Die Laserkoagulation erfolgt üblicherweise ambulant. Dafür betäubt der Arzt das Auge zunächst mit Tropfen. Anschließend platziert er eine spezielle Lupe, ein so genanntes Kontaktglas, auf dem Auge. Damit kann er krankhafte Veränderungen an der Netzhaut erkennen und mit dem konzentrierten Lichtstrahl des Lasers behandeln.

Für welche Form der Lasertherapie sich der Arzt entscheidet, hängt vom Ausmaß des diabetischen Makulaödems ab. Bei einem örtlich begrenzten (fokalen) DMÖ empfiehlt sich eine gezielte Laserkoagulation der einzelnen Netzhautveränderungen.

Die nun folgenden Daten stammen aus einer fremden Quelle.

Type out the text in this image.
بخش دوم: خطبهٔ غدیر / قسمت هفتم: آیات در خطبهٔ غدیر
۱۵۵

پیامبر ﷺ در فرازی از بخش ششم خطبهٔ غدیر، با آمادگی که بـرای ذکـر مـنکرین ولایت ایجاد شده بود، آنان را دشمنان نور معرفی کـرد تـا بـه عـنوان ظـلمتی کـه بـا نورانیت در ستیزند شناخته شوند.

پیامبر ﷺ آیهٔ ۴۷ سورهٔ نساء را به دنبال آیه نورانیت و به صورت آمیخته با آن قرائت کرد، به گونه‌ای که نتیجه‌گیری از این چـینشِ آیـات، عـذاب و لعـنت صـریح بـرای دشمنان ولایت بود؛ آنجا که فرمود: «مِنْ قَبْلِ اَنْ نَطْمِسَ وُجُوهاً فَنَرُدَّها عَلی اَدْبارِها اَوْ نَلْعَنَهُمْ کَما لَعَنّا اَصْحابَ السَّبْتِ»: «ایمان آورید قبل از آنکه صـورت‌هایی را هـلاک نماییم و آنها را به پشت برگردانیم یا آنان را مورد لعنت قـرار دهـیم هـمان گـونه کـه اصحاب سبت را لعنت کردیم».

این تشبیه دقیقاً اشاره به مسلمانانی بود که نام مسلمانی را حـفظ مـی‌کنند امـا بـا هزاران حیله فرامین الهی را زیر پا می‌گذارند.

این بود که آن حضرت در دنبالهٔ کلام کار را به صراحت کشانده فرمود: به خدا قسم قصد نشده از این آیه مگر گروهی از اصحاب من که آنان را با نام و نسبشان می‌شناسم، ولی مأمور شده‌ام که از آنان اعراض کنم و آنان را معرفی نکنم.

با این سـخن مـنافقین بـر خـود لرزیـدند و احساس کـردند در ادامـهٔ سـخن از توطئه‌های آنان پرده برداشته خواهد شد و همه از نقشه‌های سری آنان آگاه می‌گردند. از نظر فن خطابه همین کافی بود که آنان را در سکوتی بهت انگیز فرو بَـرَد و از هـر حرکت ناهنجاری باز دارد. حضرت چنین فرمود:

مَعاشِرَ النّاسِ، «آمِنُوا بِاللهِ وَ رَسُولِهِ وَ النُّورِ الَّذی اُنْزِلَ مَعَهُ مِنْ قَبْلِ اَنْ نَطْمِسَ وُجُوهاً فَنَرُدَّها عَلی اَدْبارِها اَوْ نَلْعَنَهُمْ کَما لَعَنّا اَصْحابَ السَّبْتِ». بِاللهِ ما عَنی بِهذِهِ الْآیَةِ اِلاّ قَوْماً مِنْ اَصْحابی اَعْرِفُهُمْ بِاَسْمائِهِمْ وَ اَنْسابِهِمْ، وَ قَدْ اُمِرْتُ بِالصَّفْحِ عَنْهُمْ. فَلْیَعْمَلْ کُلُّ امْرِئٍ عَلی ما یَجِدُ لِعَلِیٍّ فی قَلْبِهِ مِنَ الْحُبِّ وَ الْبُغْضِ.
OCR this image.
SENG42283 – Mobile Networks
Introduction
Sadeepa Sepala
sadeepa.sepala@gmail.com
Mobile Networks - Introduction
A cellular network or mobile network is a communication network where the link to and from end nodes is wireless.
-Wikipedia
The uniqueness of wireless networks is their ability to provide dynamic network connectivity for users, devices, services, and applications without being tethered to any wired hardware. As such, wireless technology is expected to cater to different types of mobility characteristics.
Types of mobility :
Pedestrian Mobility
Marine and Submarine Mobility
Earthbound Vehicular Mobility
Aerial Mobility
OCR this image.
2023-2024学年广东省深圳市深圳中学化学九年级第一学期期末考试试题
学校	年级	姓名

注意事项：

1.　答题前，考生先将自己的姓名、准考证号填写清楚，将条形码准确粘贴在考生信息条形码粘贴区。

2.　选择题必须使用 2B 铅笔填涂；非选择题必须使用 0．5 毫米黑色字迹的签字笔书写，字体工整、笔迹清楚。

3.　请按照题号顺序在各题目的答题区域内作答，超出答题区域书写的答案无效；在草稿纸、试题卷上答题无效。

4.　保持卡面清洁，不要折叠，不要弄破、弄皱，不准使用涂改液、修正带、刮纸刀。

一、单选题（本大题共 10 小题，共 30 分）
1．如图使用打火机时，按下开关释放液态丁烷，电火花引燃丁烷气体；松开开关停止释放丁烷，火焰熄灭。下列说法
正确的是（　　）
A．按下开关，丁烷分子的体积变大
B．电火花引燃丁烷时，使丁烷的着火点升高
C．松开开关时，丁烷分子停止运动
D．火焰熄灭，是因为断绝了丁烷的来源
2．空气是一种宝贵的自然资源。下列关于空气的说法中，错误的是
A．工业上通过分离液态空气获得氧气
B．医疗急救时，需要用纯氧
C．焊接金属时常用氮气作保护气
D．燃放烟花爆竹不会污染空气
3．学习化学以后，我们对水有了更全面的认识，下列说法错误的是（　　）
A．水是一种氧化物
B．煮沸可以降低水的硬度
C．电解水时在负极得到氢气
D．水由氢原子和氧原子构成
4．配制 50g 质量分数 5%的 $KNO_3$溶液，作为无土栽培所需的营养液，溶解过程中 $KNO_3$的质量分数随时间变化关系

Sind die krankheitsbedingten Veränderungen eines DMÖ hingegen über die Netzhaut verteilt und fließen zusammen, ohne dass sich einzelne Erkrankungsherde ausmachen lassen
(diffuses DMÖ), kommt eher eine gitterförmige, so genannte Grid-Laserkoagulation in Frage. Dabei setzt der Arzt mit dem Laser mehrere Behandlungspunkte in einem Gittermuster (Grid) über die betroffenen Netzhautbereiche.

Drei Monate nach einer Laserkoagulation sollten Sie zur Überprüfung des Behandlungserfolgs eine Kontrolluntersuchung durchführen lassen.

Quellen:
[1] BVA, DOG: Diabetische Retinopathie, Leitlinie Nr. 20 (Stand September 2011). http://augeninfo.de/leit/leit20.pdf, zuletzt besucht am 07.05.2019.
[2] Stellungnahme von BVA, RG und DOG zur Therapie der diabetischen Makulopathie (Stand April 2013). http://www.dog.org/wp-content/uploads/2013/03/Stellungnahme_DM%C3%96_2014_04.pdf, zuletzt besucht am 07.05.2019.
[3] Elman MJ et al: DRCR.net Studie. Ophthalmology 2011; 118: 609–614.